August 10, 2010
The Three Minds of an Anonymous HFM

A bit strangely, n+1 released a book of a series of extremely lucid conversations with an Anonymous Hedge Fund Manager (HFM) written before, during, and after the 2008 economic crisis. As you might expect from anything bearing the n+1 imprint, Diary of a Very Bad Year is well-written and deep while being approachable. In fact, it reminded me most of David Lipsky’s recent DFW travelogue Although Of Course You End Up Becoming Yourself. Both books are dips into smart minds grappling with events small enough for them to effect but far too large for them to control.
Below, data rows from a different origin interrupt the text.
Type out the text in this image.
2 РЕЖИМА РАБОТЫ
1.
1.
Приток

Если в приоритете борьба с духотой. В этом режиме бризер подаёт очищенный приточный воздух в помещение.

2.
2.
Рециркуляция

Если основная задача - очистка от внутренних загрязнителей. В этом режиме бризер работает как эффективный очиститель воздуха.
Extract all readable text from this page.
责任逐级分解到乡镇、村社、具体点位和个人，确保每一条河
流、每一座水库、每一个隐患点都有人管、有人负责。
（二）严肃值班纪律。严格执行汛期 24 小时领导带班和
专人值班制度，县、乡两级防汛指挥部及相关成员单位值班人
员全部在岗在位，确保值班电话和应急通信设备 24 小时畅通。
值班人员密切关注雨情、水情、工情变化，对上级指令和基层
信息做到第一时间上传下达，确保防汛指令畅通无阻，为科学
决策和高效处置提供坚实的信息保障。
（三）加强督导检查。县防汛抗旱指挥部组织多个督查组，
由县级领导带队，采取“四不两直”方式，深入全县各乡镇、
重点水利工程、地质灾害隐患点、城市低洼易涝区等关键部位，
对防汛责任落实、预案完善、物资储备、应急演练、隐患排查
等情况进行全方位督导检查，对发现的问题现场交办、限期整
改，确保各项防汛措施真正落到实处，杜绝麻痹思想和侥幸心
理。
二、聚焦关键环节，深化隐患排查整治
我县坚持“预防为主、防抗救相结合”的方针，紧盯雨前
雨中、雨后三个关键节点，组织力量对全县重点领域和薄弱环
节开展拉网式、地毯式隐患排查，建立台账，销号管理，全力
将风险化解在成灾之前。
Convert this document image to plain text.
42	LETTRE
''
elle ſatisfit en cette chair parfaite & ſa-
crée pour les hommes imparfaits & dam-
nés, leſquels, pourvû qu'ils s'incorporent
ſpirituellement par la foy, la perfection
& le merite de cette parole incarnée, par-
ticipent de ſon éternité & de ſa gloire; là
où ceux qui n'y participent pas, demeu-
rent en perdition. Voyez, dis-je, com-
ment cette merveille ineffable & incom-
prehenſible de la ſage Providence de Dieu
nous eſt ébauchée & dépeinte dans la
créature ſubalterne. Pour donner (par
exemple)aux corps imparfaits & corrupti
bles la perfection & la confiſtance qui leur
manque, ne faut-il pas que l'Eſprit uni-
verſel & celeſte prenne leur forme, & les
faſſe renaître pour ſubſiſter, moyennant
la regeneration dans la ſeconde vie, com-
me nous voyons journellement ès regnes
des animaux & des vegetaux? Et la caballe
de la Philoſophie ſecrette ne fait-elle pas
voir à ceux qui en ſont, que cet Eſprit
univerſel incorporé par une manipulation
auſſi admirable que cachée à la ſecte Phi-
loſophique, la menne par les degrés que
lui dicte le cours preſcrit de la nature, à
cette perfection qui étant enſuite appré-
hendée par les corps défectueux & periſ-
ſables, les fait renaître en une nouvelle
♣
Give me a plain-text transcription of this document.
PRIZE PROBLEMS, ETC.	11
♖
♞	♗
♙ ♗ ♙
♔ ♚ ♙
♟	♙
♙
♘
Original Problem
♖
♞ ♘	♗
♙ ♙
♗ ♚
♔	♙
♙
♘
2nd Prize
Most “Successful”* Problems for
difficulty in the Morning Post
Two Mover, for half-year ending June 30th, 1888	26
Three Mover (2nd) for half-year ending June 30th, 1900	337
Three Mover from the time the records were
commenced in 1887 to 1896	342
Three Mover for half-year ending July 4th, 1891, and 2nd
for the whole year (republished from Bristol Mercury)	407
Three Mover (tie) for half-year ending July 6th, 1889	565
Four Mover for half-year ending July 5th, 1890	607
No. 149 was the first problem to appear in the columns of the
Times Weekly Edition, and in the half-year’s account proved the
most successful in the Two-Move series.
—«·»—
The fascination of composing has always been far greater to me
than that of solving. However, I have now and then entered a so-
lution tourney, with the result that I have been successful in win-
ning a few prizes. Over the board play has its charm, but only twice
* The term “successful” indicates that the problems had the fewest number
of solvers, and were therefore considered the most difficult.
What I thought was interesting was the way Anonymous HFM seemingly juggled three contradictory (or, at the very least, conflicting) perspectives on markets and what was swirling around him. The first perspective is the standard one taught in beginning macroeconomics (and maybe microeconomics?) The world is a place of rational agents and curves constantly shifting towards equilibria, except for that damn stickiness always getting in the way. As Anon HFM says on pages 173 and 174, after the worst of the crisis has passed:

We are going to see a major change in the savings behavior of the American people…That’s good in the long term, but these dynamics are always an issue. Adjusting to that new equilibrium is painful. I don’t think adjusting to that new, real equilibrium is going to be instantaneous…and we may wind up with another recession down the line before things are finally restored to equilibrium.

The focus on equilibrium — and in particular in the restoration of equilibrium after an unexplainable (within the paradigm) shock — is clearly evident.

The second perspective, which only appears briefly, is one of neuroeconomics. As Anon HFM says on pages 85 and 86:

It sounds so crazy, that a huge economy, I mean bricks, and mortar, and steel, works or doesn’t work because a few people have some deficit or excess of neurotransmitters in the brain. It sounds crazy! But that’s exactly what it is…there was a misallocation of resources, because people had too much of that neurotransmitter in their brain, that then caused them to have too little of it, and now all they want are risk-free assets, and that causes the machinery of finance to really shudder to a halt.

This is, I think, the only place in the book this perspective appears and I think it would have been interesting to have it extrapolated at length. The neuroeconomics stuff is possibly the future of the whole discipline, though I have my own doubts about the empirical basis of utility. To me, coming up with a reliable measure of utility seems to involve the construction of a structure that can simulate the brain, making it AI-hard. Then again, it’s not like regular-type economics has any problem being founded on computationally intractable ground.

The final perspective is Minskian — that the principal mover in financial interactions is the retention of present capital into the future, and that this impetus left unchecked and unregulated inevitably spirals into a giant Ponzi scheme. To me, this perspective provides the clearest glimpse into the truth of what happened. It is interesting that this is really the last explanation Anon HFM comes up with, at the very end of the book. Here he is in the “Farewell” section, on page 233:

[The] machine doesn’t work unless it’s expanding. In a sense it’s a bit of a Ponzi scheme. I mean, a lot of economics has the dynamic of a Ponzi scheme — it only really works when you’re expanding. Once it goes into reverse, then you get the experience that we had in 2008.

Just as a postscript, for such an intriguing trip the book ends on a sour note. Anon HFM moves from NYC to Austin to avoid paying state income tax, which just strikes me as silly and venal.